Cinq procédures judiciaires contre une dizaine de particuliers et de sociétés responsables de l'émission d'un milliard de messages électroniques non sollicités par les internautes. C'est l'action engagée mardi, aux Etats-Unis, par AOL. La société affirme avoir remonté plus de huit millions de plaintes de la part de ses abonnés.
En France, en revanche, l'affaire ne devrait pas avoir de répercussions, AOL n'ayant pas fait du recours à la justice une politique globale. Comme d'autres prestataires, elle a mis en place une série de solutions techniques automatisant le blocage de messages indésirables « en prenant en compte, par exemple, la vitesse à laquelle les e-mails sont envoyés, le nombre de mails envoyés ou encore le nombre de destinataire », indique-t-on chez AOL France.
De son côté, au même moment, Yahoo ! proclame que le 22 mai prochain sera « une journée européenne contre le spam » . Louable intention... Dans la foulée, Yahoo ! France compte présenter, la semaine prochaine, son programme de lutte antispam. La solution judiciaire n'est pas non plus à l'ordre du jour.
Idem chez Club Internet : « Nous avons déjà tenté une action comme celle d'AOL contre un spammeur, raconte Emmanuel Sordet, le directeur juridique. Le problème, c'est qu'en droit français, il faut non seulement démontrer le préjudice, mais aussi et surtout le quantifier. Ainsi, notre action a achoppé sur l'évaluation du préjudice subi par nos abonnés. Nous avons obtenu une condamnation de principe, mais sans conséquence financière pour le spammeur. Donc sans effet dissuasif. »

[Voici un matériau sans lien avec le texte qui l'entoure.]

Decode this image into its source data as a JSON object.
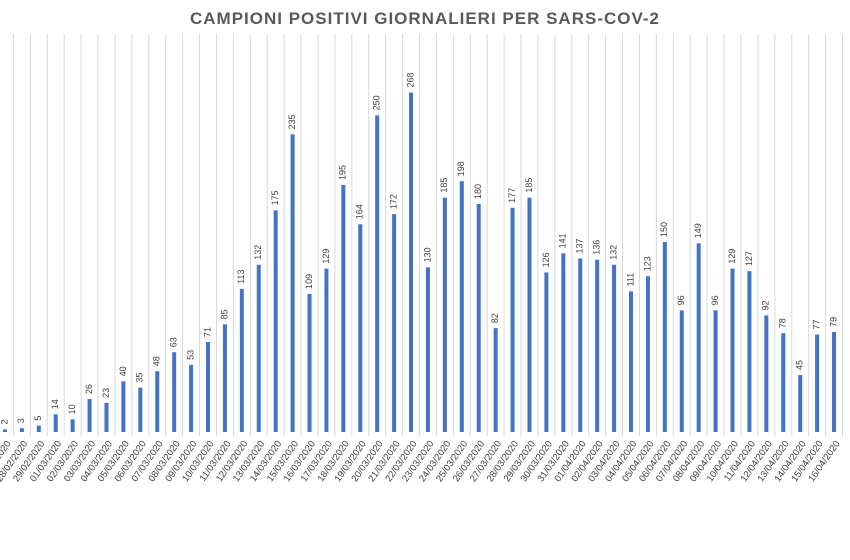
{
  "chart_data": {
    "type": "bar",
    "title": "CAMPIONI POSITIVI GIORNALIERI PER SARS-COV-2",
    "categories": [
      "27/02/2020",
      "28/02/2020",
      "29/02/2020",
      "01/03/2020",
      "02/03/2020",
      "03/03/2020",
      "04/03/2020",
      "05/03/2020",
      "06/03/2020",
      "07/03/2020",
      "08/03/2020",
      "09/03/2020",
      "10/03/2020",
      "11/03/2020",
      "12/03/2020",
      "13/03/2020",
      "14/03/2020",
      "15/03/2020",
      "16/03/2020",
      "17/03/2020",
      "18/03/2020",
      "19/03/2020",
      "20/03/2020",
      "21/03/2020",
      "22/03/2020",
      "23/03/2020",
      "24/03/2020",
      "25/03/2020",
      "26/03/2020",
      "27/03/2020",
      "28/03/2020",
      "29/03/2020",
      "30/03/2020",
      "31/03/2020",
      "01/04/2020",
      "02/04/2020",
      "03/04/2020",
      "04/04/2020",
      "05/04/2020",
      "06/04/2020",
      "07/04/2020",
      "08/04/2020",
      "09/04/2020",
      "10/04/2020",
      "11/04/2020",
      "12/04/2020",
      "13/04/2020",
      "14/04/2020",
      "15/04/2020",
      "16/04/2020"
    ],
    "values": [
      2,
      3,
      5,
      14,
      10,
      26,
      23,
      40,
      35,
      48,
      63,
      53,
      71,
      85,
      113,
      132,
      175,
      235,
      109,
      129,
      195,
      164,
      250,
      172,
      268,
      130,
      185,
      198,
      180,
      82,
      177,
      185,
      126,
      141,
      137,
      136,
      132,
      111,
      123,
      150,
      96,
      149,
      96,
      129,
      127,
      92,
      78,
      45,
      77,
      79
    ],
    "color": "#4472c4",
    "ylim": [
      0,
      300
    ],
    "grid": true
  }
}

La loi Fontaine impuissante contre le spam étranger
La directive européenne sur le commerce électronique (transposée en droit français, via la loi Fontaine) redonne néanmoins bon espoir puisqu'elle interdit, par principe, le spam. Du coup, plus besoin de quantifier le préjudice subi par l'utilisateur comme par le FAI. La sanction pénale devrait en théorie se faire plus dissuasive, sans avoir à en passer par la réclamation de dommages et intérêts comme le fait AOL (dix millions de dollars). « C'est très américain » , constate Emmanuel Sordet.
Reste un hic, toujours le même : la localisation des spammeurs. Hors Union européenne, la directive ne les concernera pas. Ne reste, alors, qu'à s'en remettre à des solutions informatiques, avec, là encore, des limites. La plupart des prestataires utilisent un système de filtre, qui permet de détecter les envois en nombre et de les diriger automatiquement dans un dossier de la messagerie personnelle de chacun des internautes, selon un certain nombre de critères prédéfinis. Mais l'AFA (l'Association des fournisseurs d'accès et de services Internet) pointe, sur la page de son site dédiée au spam, les limites d'une telle solution.
L'utilisateur a en effet intérêt à aller jeter un oeil, de temps en temps, dans sa boîte « spam », de vrais messages peuvent parfois y être envoyés, l'internaute ne contrôlant pas les critères définis par son prestataire. Quoi qu'il en soit, les prestataires ne pourront toujours intervenir qu'après réception des messages. Impossible pour eux, juridiquement, d'en lire le contenu avant leur arrivée dans la boîte aux lettres de l'utilisateur, protection de la vie privée oblige.
Il existe bien des logiciels à télécharger. Seul problème : ils barrent la route aux publicités, c'est-à-dire le moyen privilégié des FAI pour communiquer avec leurs clients. D'où des réticences à en faire la promotion auprès des internautes.